Он взял у остолбеневшего портье ключ и вслед за носильщиком в ливрее, несшим его вещи, направился к лифту.
В номере он распаковал чемодан. Настежь распахнул окно. Солнечный, прохладный, душистый воздух потек в комнату. Сладковато пахло молодой листвой лип и каштанов.
Зазвонил телефон. Он снял трубку. Кокетливый женский голос спросил:
— Клаус? Это я, Инге.
— Вы, детка, ошиблись.
— Не может быть! — Голос стал капризным. — Клаус так клялся! Еще вчера в полночь!.. — Женщина всхлипнула.
— Может быть, я смогу его заменить? — игриво, в тон, сказал Рихард.
— Это надо обсудить. Я еще позвоню вам.
Рихард прислушался к частым гудкам. Медленно повесил трубку.
"Значит, встреча состоится завтра, в двенадцать дня, в баре "Пивная пена" на Гедеманштрассе…".
Адрес, пароль и отзыв были оговорены еще в Москве. Завтра в полдень… Как же ему убить целых полтора дня?
Он снова проверил все вещи — не дай Бог, Катя сунула какой-нибудь амулет! — тщательно оделся и вышел на улицу.
Унтер-ден-Линден — "Улица под липами" — простиралась в обе стороны от отеля. Она действительно в четыре ряда была обсажена пышными липами и каштанами, широкая, прямая как стрела. Вдоль ее проезжей части, по которой в этот ранний час проносились иногда сверкающие автомобили, была проложена дорожка для верховой езды. На тротуары бросали отсвет зеркальные стекла дворцов, дорогих магазинов и кафе, строгих министерских и посольских зданий. На перекрестках чинно стояли полицейские. У пешеходных дорожек с высоких чугунных штанг на четыре стороны показывали время циферблаты часов.
Унтер-ден-Линден начиналась у Бранденбургских ворот, на которых восседала на своей триумфальной колеснице богиня победы Виктория, и обрывалась у Дворцовой площади.

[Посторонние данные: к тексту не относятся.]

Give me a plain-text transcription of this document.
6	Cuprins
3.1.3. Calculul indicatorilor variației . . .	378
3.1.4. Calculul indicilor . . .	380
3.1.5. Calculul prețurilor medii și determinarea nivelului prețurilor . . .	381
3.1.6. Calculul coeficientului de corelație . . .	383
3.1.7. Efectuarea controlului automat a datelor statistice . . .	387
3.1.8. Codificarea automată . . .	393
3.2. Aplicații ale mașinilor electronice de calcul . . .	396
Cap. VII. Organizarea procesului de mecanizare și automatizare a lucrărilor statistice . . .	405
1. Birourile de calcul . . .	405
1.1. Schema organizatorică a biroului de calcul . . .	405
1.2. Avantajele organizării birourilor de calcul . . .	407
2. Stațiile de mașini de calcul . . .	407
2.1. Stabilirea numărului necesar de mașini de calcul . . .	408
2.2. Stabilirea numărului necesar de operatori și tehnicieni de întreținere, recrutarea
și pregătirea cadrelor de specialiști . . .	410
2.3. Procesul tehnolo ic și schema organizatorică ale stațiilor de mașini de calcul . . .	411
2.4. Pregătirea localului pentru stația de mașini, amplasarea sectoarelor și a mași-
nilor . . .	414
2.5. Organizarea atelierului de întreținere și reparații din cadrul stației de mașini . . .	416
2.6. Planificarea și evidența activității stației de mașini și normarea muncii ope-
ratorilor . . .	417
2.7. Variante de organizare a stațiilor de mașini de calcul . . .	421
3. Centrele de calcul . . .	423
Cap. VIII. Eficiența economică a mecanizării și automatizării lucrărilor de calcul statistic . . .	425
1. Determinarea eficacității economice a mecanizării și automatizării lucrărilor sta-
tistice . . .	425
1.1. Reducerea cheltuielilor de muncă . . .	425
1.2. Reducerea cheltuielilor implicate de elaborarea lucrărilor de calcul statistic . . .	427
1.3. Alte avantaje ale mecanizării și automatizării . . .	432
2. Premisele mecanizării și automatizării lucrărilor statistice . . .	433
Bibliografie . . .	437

Это был правительственный, аристократический и деловой центр Берлина. Отсюда улицы радиально расходились во все стороны.
Красивая и чопорная, Унтер-ден-Линден вызывала у Рихарда враждебное чувство. Его тянуло с этой улицы на северо-запад, в район Веддинг, где так часто доводилось бывать ему прежде и где у него столько друзей. Именно поэтому он не должен туда идти…

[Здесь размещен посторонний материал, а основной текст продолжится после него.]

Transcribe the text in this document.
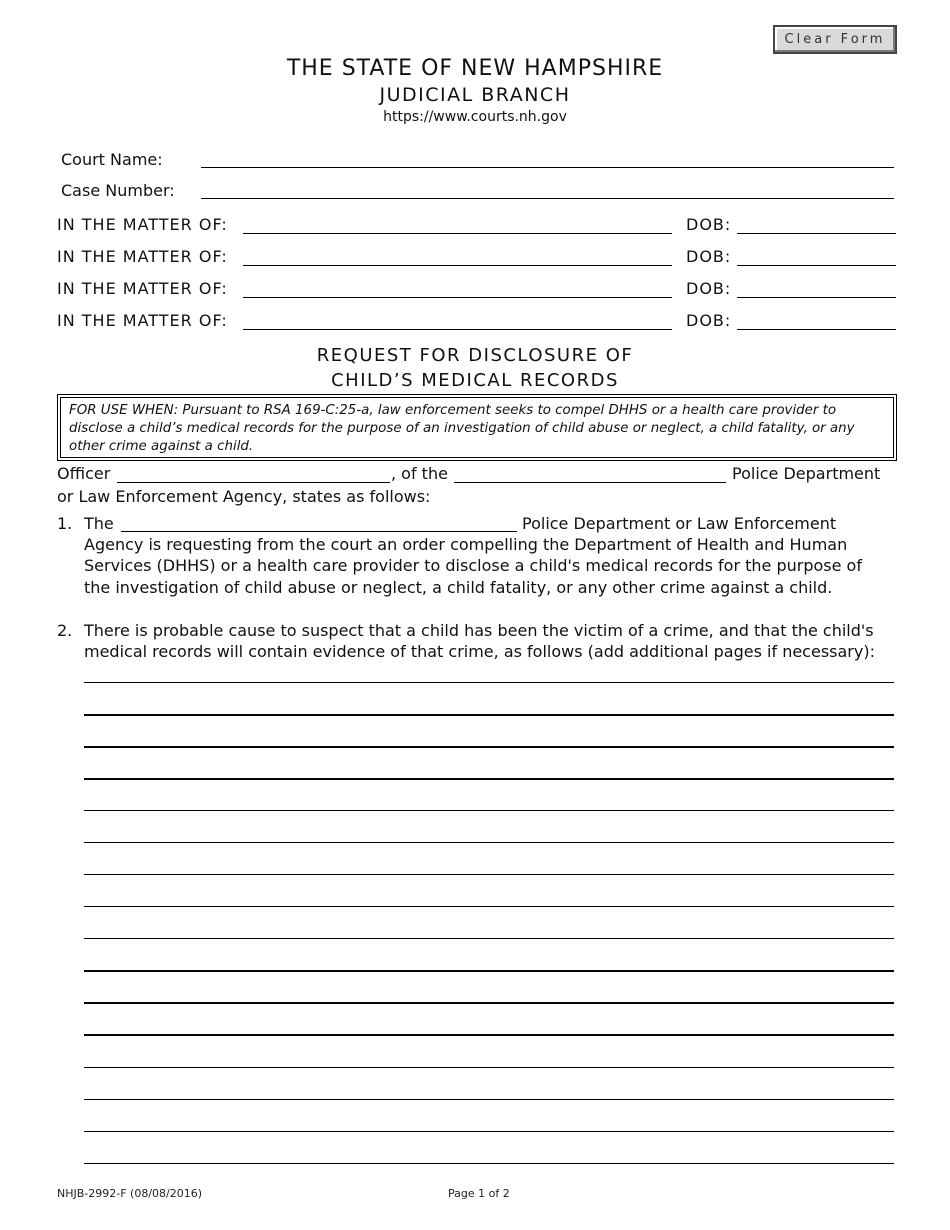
Clear Form
THE STATE OF NEW HAMPSHIRE
JUDICIAL BRANCH
https://www.courts.nh.gov
Court Name:
Case Number:
IN THE MATTER OF:	DOB:
IN THE MATTER OF:	DOB:
IN THE MATTER OF:	DOB:
IN THE MATTER OF:	DOB:
REQUEST FOR DISCLOSURE OF
CHILD’S MEDICAL RECORDS
FOR USE WHEN: Pursuant to RSA 169-C:25-a, law enforcement seeks to compel DHHS or a health care provider to disclose a child’s medical records for the purpose of an investigation of child abuse or neglect, a child fatality, or any other crime against a child.
Officer	, of the	Police Department
or Law Enforcement Agency, states as follows:
1. The	Police Department or Law Enforcement
Agency is requesting from the court an order compelling the Department of Health and Human
Services (DHHS) or a health care provider to disclose a child's medical records for the purpose of
the investigation of child abuse or neglect, a child fatality, or any other crime against a child.
2. There is probable cause to suspect that a child has been the victim of a crime, and that the child's
medical records will contain evidence of that crime, as follows (add additional pages if necessary):
NHJB-2992-F (08/08/2016)	Page 1 of 2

Неторопливо, словно совершая утренний моцион, шел он по улице, глядя как будто только перед собой, но цепко подмечая все новое кругом. Вот промчались автомобили со свастиками прямо на капотах. Маскарад! В кузовах грузовиков лежали почему-то сваленные как попало книги. Освобождают помещение библиотеки под казарму?.. Потом, громыхая сапогами, прошел отряд юнцов в коричневых рубахах. Они были без оружия, только с резиновыми дубинками у пояса. И лишь у их предводителя, отсчитывавшего "Айн, цвай, драй!..", болтался на поясе пистолет.
"Не так уж и страшны", — снова подумал Рихард.
На стенах густо налеплены объявления и приказы — все под эмблемой орла и свастики.
Да, как Гитлер и рассчитывал, на мартовских выборах 1933 года он одержал полную победу — подлогами и террором набрал 17 миллионов голосов. Правда, и компартия собрала почти 5 миллионов. Но потом гитлеровцы арестовали депутатов-коммунистов, а их мандаты аннулировали, и 23 марта рейхстаг принял закон о наделении Адольфа Гитлера чрезвычайными полномочиями…
Рихард остановился у кинотеатра "Уфа-Палас". Над входом развевались фашистские флаги, но реклама обещала легкий, адюльтерный фильм "Маленькая обманщица". Утренние сеансы уже начались. У кассы толпились мелкие служащие, почтальоны, завершившие свой утренний обход, вполне солидные господа и дамы. В холле почему-то оказалось много все тех же коричневорубашечников — штурмовики.
Публика заполнила огромный зал "Паласа" почти до отказа. Свет погас. На экране замелькали кадры "Фильм-Вохе" — кинохроники национал-социалистов: открытие рейхстага, "День национального труда", марширующие колонны гитлеровцев. Выступает Гинденбург. Выступает Геббельс. Выступает Гитлер. Крики: "Хайль!.. Хайль!.."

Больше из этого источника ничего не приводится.